Established international telecommunications company Airtel announced it will deploy Ruckus Wireless Wi-Fi carrier-grade access points across 17 African nations in an effort to boost high-speed service to regions that readily rely upon 2G networks.

The rollout was announced by GigaOM, citing a top official close to Airtel with information related to the delivery.
According to the report, Airtel Africa “plans to roll out tens of thousands of access points in high-traffic areas” across the continent.
It said that it has already begun the process in Niger.
“The equipment will serve as a lower-cost replacement for 3G/4G in places such as hotels, airports and busy shopping districts,” the report said.
One source was reported as saying that “the operator plans to extend it to its other African markets quickly and could expand it to over 100,000 nodes if the rollout is successful.”

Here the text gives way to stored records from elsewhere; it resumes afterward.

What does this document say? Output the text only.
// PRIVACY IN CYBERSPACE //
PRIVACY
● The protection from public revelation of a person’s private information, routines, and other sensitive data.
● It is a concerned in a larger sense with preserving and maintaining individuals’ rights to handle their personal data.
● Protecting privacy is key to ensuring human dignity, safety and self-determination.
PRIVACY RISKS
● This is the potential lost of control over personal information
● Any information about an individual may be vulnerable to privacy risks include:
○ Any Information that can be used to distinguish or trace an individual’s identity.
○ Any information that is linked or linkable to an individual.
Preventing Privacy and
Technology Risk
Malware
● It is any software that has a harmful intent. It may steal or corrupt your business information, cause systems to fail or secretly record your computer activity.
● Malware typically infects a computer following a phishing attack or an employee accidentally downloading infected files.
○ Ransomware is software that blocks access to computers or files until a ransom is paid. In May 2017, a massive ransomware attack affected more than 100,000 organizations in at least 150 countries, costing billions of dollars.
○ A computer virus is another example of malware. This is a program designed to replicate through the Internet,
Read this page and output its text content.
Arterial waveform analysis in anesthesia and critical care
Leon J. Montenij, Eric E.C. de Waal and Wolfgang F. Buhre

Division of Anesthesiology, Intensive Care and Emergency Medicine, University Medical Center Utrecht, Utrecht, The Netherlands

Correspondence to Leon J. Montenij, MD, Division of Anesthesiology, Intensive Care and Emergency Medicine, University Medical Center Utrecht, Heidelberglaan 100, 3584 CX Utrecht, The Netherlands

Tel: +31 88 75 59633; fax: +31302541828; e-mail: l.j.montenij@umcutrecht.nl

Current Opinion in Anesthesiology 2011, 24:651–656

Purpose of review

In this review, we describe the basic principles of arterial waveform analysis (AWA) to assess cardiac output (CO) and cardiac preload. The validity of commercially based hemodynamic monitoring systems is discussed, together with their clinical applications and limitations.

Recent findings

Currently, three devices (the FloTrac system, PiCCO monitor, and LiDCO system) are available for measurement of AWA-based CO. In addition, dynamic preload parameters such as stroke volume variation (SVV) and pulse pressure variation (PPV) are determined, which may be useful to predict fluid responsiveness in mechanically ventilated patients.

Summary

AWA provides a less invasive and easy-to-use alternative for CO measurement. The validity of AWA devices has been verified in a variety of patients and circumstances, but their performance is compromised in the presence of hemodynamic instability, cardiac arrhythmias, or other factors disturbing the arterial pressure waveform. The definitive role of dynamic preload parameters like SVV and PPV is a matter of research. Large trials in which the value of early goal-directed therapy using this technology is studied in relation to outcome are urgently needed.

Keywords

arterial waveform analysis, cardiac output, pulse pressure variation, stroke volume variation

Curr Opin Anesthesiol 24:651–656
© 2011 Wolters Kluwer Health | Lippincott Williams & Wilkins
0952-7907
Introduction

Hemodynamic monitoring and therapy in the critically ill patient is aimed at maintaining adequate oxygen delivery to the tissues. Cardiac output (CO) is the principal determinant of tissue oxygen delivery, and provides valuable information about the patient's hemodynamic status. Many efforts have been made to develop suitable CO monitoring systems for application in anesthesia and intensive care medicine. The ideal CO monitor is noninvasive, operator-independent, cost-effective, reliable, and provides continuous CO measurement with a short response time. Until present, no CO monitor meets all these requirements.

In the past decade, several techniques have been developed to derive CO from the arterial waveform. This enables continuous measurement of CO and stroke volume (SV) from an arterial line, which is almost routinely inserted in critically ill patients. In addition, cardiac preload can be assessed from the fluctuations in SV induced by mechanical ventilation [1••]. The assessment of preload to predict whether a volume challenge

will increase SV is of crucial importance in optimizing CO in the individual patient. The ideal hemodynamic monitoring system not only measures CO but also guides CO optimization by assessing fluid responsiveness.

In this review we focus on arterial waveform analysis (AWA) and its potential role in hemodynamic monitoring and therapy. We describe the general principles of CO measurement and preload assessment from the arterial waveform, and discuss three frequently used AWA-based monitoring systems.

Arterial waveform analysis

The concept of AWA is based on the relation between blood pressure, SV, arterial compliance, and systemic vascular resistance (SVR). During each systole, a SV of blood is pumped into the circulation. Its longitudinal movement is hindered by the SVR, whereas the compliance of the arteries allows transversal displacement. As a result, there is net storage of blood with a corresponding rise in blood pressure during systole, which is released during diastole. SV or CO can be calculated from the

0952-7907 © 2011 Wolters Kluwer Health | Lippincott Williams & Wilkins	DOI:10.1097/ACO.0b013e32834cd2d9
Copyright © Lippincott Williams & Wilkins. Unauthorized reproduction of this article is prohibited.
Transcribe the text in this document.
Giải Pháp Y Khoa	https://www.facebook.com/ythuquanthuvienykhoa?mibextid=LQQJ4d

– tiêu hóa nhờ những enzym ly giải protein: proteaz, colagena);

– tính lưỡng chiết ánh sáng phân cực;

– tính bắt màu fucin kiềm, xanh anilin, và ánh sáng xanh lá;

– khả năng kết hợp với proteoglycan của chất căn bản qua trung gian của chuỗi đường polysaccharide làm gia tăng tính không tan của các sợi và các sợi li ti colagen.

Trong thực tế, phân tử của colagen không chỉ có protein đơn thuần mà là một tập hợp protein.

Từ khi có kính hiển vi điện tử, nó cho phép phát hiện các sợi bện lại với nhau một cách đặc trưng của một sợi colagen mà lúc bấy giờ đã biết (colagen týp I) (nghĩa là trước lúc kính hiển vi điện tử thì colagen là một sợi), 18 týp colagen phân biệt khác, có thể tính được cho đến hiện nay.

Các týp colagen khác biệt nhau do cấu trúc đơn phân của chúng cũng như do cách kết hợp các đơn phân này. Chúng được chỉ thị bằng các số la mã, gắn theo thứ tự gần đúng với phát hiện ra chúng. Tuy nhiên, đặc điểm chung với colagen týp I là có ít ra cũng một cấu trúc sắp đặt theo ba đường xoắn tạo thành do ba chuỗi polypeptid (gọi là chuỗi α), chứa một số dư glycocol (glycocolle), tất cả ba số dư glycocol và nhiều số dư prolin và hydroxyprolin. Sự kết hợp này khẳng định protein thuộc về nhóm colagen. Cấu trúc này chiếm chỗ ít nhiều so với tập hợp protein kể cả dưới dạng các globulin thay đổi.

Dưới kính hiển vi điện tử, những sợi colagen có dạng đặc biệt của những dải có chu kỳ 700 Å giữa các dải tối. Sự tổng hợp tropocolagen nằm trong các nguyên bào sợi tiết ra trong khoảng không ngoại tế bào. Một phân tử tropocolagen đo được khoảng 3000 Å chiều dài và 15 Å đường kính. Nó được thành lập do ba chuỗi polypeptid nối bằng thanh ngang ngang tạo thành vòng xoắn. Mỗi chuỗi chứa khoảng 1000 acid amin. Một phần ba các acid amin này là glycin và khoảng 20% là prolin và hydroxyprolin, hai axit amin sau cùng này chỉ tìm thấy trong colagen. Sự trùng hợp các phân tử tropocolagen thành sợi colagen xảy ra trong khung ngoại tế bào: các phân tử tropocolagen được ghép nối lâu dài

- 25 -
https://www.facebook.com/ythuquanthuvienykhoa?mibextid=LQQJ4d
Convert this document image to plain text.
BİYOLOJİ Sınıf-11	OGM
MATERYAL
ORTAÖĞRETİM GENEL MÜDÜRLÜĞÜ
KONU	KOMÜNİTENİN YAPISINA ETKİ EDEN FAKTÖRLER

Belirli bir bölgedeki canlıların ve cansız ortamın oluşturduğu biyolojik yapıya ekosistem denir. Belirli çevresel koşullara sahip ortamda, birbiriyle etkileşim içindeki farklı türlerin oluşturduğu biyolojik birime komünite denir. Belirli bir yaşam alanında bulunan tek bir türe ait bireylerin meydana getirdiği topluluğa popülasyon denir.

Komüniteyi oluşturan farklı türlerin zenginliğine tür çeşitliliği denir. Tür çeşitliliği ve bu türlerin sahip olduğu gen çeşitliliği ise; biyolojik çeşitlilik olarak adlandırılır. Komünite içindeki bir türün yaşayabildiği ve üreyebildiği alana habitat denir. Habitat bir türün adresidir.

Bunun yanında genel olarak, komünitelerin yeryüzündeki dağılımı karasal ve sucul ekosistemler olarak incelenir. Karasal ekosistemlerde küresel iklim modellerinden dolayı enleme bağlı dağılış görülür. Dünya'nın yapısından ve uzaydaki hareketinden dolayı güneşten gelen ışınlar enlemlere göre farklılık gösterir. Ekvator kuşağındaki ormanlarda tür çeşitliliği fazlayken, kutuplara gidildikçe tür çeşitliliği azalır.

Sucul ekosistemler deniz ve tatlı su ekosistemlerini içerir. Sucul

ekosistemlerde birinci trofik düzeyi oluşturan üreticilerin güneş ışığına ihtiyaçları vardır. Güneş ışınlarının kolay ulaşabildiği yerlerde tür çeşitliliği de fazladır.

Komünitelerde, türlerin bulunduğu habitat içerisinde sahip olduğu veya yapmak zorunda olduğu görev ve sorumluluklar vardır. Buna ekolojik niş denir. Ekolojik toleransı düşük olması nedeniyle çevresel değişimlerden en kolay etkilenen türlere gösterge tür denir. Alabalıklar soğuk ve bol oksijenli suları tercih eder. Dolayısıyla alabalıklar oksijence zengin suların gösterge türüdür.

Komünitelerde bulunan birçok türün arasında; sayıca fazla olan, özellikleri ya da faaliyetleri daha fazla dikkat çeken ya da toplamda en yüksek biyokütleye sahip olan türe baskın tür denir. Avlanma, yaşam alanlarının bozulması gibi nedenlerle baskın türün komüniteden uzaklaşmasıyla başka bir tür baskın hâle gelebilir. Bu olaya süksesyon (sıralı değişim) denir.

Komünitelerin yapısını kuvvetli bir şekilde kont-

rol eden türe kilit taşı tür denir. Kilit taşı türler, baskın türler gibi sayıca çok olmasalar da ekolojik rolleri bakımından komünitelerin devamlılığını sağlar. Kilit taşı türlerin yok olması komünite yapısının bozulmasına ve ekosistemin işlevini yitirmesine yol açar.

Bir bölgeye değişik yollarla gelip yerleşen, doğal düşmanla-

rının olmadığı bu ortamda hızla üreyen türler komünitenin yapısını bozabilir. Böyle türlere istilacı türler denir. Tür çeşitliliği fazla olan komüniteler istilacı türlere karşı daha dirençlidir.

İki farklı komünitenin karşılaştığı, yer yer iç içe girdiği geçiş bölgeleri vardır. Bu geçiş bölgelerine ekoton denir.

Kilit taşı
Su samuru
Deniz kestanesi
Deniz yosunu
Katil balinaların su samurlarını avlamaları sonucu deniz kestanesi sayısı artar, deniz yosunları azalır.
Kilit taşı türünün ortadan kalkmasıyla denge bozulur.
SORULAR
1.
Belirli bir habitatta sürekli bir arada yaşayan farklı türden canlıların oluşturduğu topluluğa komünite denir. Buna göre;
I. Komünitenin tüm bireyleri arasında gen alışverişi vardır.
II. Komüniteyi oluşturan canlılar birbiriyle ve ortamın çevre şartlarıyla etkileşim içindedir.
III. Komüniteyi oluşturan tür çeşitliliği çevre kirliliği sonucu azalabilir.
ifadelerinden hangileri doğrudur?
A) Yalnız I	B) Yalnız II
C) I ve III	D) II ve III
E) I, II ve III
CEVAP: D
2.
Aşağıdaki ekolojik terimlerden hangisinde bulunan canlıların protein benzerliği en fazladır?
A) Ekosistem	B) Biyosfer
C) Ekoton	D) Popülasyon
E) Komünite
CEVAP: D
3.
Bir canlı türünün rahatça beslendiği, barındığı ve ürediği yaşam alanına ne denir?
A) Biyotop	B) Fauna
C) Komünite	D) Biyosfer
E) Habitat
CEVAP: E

Alcatel-Lucent reportedly will act as systems integrator and provide its service and aggregation router. Alcatel-Lucent confirmed that it is building a backhaul and backbone data transport network for Airtel, but did not give further details.
Airtel is currently present in Burkina Faso, Chad, the Democratic Republic of the Congo, Gabon, Ghana, Kenya, Madagascar, Malawi, Nigeria, the Republic of the Congo, Rwanda, the Seychelles, Sierra Leone, Tanzania, Uganda and Zambia.